Purim is a holiday of bestowing value to friendship, joy, sweetness and victory, a time to contemplate and ponder on the favour and triumph that the Jews employ as a united nation even in the midst of troubles and difficulties. One of the famous and exciting ways that symbolizes this holiday is the Mishloach Manot.
What is Mishloach Manot
During Purim, Jews give a high regard and respect to friendship and relationship by giving gifts of foods or what they called as “Mishloach Manot. The tradition of “Mishloach Manot essentially means “sending of portions” and also called as Purim baskets which are traditional gifts of ready to eat food and drinks to be given out to neighbours, friends, loved ones, co-workers, colleagues and especially to the poor and even to strangers.
It is a customary for the Jews to give out Purim baskets or Mishloach Manot during Purim as stated in the Book of Esther which was instituted by Mordechai.

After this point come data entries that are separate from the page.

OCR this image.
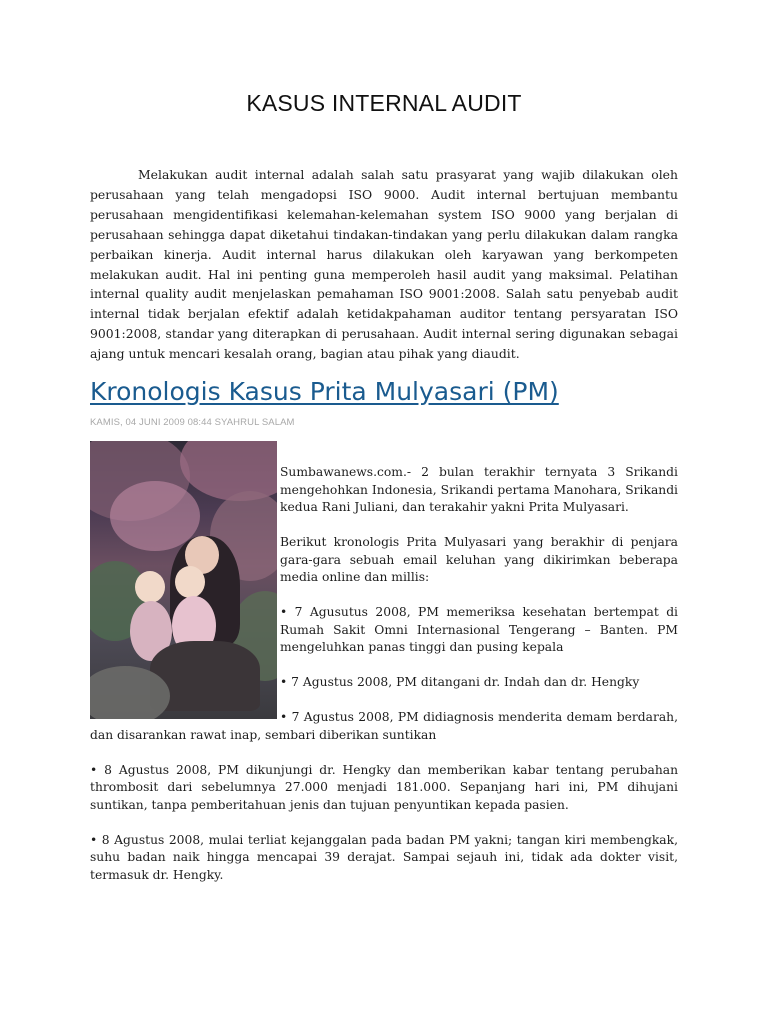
KASUS INTERNAL AUDIT

Melakukan audit internal adalah salah satu prasyarat yang wajib dilakukan oleh perusahaan yang telah mengadopsi ISO 9000. Audit internal bertujuan membantu perusahaan mengidentifikasi kelemahan-kelemahan system ISO 9000 yang berjalan di perusahaan sehingga dapat diketahui tindakan-tindakan yang perlu dilakukan dalam rangka perbaikan kinerja. Audit internal harus dilakukan oleh karyawan yang berkompeten melakukan audit. Hal ini penting guna memperoleh hasil audit yang maksimal. Pelatihan internal quality audit menjelaskan pemahaman ISO 9001:2008. Salah satu penyebab audit internal tidak berjalan efektif adalah ketidakpahaman auditor tentang persyaratan ISO 9001:2008, standar yang diterapkan di perusahaan. Audit internal sering digunakan sebagai ajang untuk mencari kesalah orang, bagian atau pihak yang diaudit.

Kronologis Kasus Prita Mulyasari (PM)
KAMIS, 04 JUNI 2009 08:44 SYAHRUL SALAM

Sumbawanews.com.- 2 bulan terakhir ternyata 3 Srikandi mengehohkan Indonesia, Srikandi pertama Manohara, Srikandi kedua Rani Juliani, dan terakahir yakni Prita Mulyasari.

Berikut kronologis Prita Mulyasari yang berakhir di penjara gara-gara sebuah email keluhan yang dikirimkan beberapa media online dan millis:

• 7 Agusutus 2008, PM memeriksa kesehatan bertempat di Rumah Sakit Omni Internasional Tengerang – Banten. PM mengeluhkan panas tinggi dan pusing kepala

• 7 Agustus 2008, PM ditangani dr. Indah dan dr. Hengky

• 7 Agustus 2008, PM didiagnosis menderita demam berdarah, dan disarankan rawat inap, sembari diberikan suntikan

• 8 Agustus 2008, PM dikunjungi dr. Hengky dan memberikan kabar tentang perubahan thrombosit dari sebelumnya 27.000 menjadi 181.000. Sepanjang hari ini, PM dihujani suntikan, tanpa pemberitahuan jenis dan tujuan penyuntikan kepada pasien.

• 8 Agustus 2008, mulai terliat kejanggalan pada badan PM yakni; tangan kiri membengkak, suhu badan naik hingga mencapai 39 derajat. Sampai sejauh ini, tidak ada dokter visit, termasuk dr. Hengky.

Later it has become a “mitzvah” or commandment that should be fulfilled by every Jew during this day.
Mishloach Manot baskets normally include pastries and cookies especially the hamentashen; wine, cooked dishes, salads, snack foods and fruits.
The Laws of Mishloach Manot
Every Jewish man or woman is required to give a basket of gifts with at least two ready to eat food elements to at least one friend or neighbour. Even if a person is poor, he or she is required to fulfill this mitzvah.
The Mishloach Manot must be sent only during the daylight hours of Purim. It can also be delivered personally but others prefer it to be delivered via third party. Children are sometimes involved in this custom, knocking at every door to give Mishloach Manot. They are later rewarded with treats and sweets for their effort.
A person is not obliged to give Mishloach Manot to reciprocate what the sender has given. However, if he or she wants to do so, it is praiseworthy. But it is also good to give more on those who are in need.
In sending Mishloach Manot, one should consider to include in the basket are foods that are ready to be eaten. Raw food such as lamb, meat, and fish is not suitable to be included in the basket unless it is combined with other ready to eat foods or snacks.
The Purpose of Mishloach Manot
Mishloach Manot custom was instituted by Mordechai in the Book of Esther encouraging and promoting every Jew to send portions and gifts to one another thus, ensuring that every individual has adequate and ample supply of food for the Purim feast.
It is also done to express the love and care towards one another and to establish the friendship and divine relationship among the Jews which also directly nullify and cancel out Haman’s accusation that strife, envy, disunity, conflict and discord are among the Jews. It also paved the way to restore broken relationship and strengthen the bonds and connections among each one.